I tried the calculations for alpha and beta with both results. Only the first value for V* gave alpha and beta that passed the Pythagorean theorem test. So, second question: Why do I only use the way in the book for converting the V' back to the original coordinate system?

However, and this is kind of a side track, if alpha can be found by dotting -j' with V*, why can't beta be found by dotting -k' with V* ? I tried it, and it doesn't pass the Pythagorean test. Is it because V* is wrong, or is it just illegal somehow?

In any case, using the first way of finding V* and the ways of calculating alpha and beta that were in the last packet, I found V'=(0, 1, -sqrt(5)), and then used the way we worked out before based on the book to find V' in the original system and got V'=(1, 2, 4). The original vector in the original system was V=(1, -1, -2).
The length of V' isn't the same as V, the angle between them is not 2(theta) and V' isn't pointing the correct direction. So I know the answer isn't right, but I haven't been able to find what I'm doing wrong.

Monday, July 11, 2005

vectors going better

Just in case you were worried I'd never update this...

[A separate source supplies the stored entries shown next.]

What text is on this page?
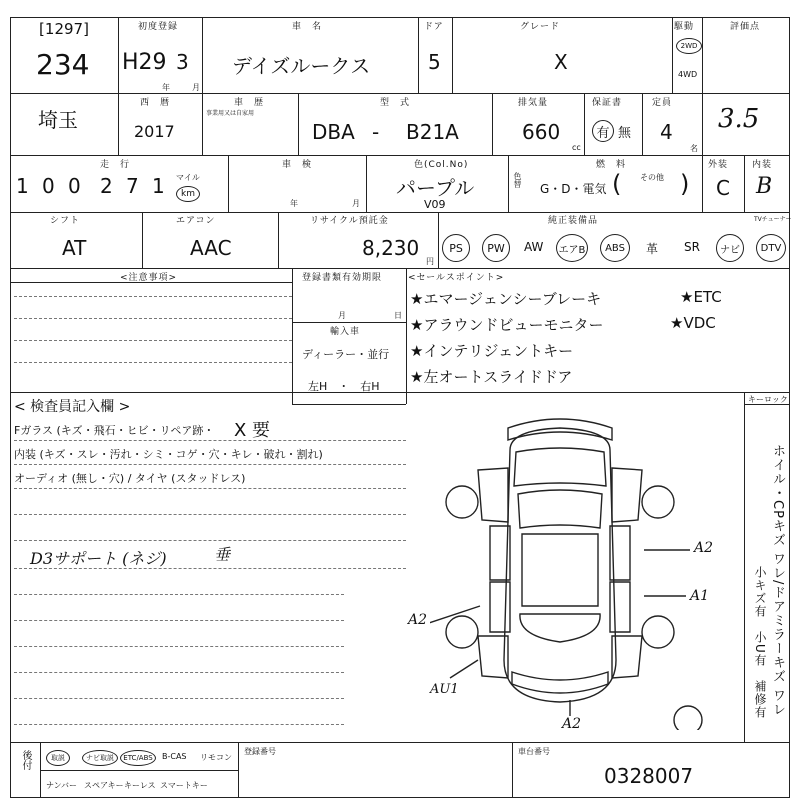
[1297]
234
初度登録
H29 3
年	月
車　名
デイズルークス
ドア
5
グレード
X
駆動
2WD
4WD
評価点
3.5
埼玉
西　暦
2017
車　歴
事業用又は自家用
型　式
DBA - B21A
排気量
660
cc
保証書
有 無
定員
4
名
走　行
1 0 0 2 7 1 マイル
km
車　検
年	月
色(Col.No)
パープル
V09
色替
燃　料
G・D・電気 ( その他 )
外装
C
内装
B
シフト
AT
エアコン
AAC
リサイクル預託金
8,230
円
純正装備品	TVチューナー
PS	PW	AW エアB	ABS	革 SR	ナビ	DTV
<注意事項>	登録書類有効期限
月	日
輸入車
ディーラー・並行
左H　・　右H
<セールスポイント>
★エマージェンシーブレーキ
★アラウンドビューモニター
★インテリジェントキー
★左オートスライドドア
★ETC
★VDC
< 検査員記入欄 >
Fガラス (キズ・飛石・ヒビ・リペア跡・ X 要
内装 (キズ・スレ・汚れ・シミ・コゲ・穴・キレ・破れ・割れ)
オーディオ (無し・穴) / タイヤ (スタッドレス)
D3サポート (ネジ)	垂	A2
A1
A2
AU1
A2
キーロック
ホイル・CPキズ ワレ/ドアミラーキズ ワレ
小キズ有　小U有　補修有
後付	取説	ナビ取説	ETC/ABS	B-CAS リモコン
ナンバー スペアキー キーレス スマートキー
登録番号	車台番号
0328007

I worked on finding the post-bounce vector today from the packet Tarynn gave me, which basically meant plugging test values into the general equations. It seemed like there were a lot less calculations than there were before--though it usually feels that way once things get properly organized. Not that it didn't take me three hours to work it all out though. There were several parts I just had to sit and stare at for a while until I figured out what was going on. Finally got an answer--V was (1, -1, 2) so V' came out to (1, 2, 4)--however, I've been thinking about it and I don't think it's right. I'm planning on testing/troubleshooting tomorrow.

If I don't catch you before I leave, Tarynn, I'll be back and online hopefully by 7pm your time.

Friday, July 01, 2005

Vectors

Ok, mentally nailed down how to find the intersection of a plane and a line.

I think I mostly understand dot product, but I don't understand how the one angle you get from the dot product relates to the three angles you get (one each for x, y, and z) from direction cosines. AND I still don't understand what it means for the angles of the "post bounce" vector to be reflections of the angles of the "pre bounce" vector. For example, if the angle between the incoming vector and the local z-axis is 30 degrees, then is the angle between the outgoing vector and the local z-axis 60 degrees? 330 degrees? -30 degrees? ...and then what do I do with it?

I don't understand the cross product at all (I don't know anything about matrices).

Here's some demo code for how the location will be updated based on the vector:

(define TIME-UPDATE .5 seconds)
(define TIME-REFRESH .1 seconds)

critter's vector: (vx, vy, vz)
critter's location: (x, y, z)

every TIME-REFRESH the location is updated:
(make-location
(+ x (* TIME-REFRESH (/ vx TIME-UPDATE)))
(+ y (* TIME-REFRESH (/ vy TIME-UPDATE)))
(+ z (* TIME-REFRESH (/ vz TIME-UPDATE))))

then every TIME-UPDATE the vector is recalculated as well.
If the critter bumps into the wall during a refresh, it moves only as far as the wall and immediately updates its vector, then continues moving in the new direction on the next refresh. At the next time-update the vector is re-updated normally.
Both the TIME-UPDATE and TIME-REFRESH can be set as low as the computers can handle.

The thing is, a critter's movement can only be so continuous, because no matter what equation its movement is based on, it can't move only half a pixel. Of course, if this were displayed on a huge monitor (critters that used to be a millimeter in diameter now being displayed as a centimeter in diameter for example), being able to move very small distances would matter a lot more. I guess it is more important to calculate the position accurately and then let your equipment display it however it can.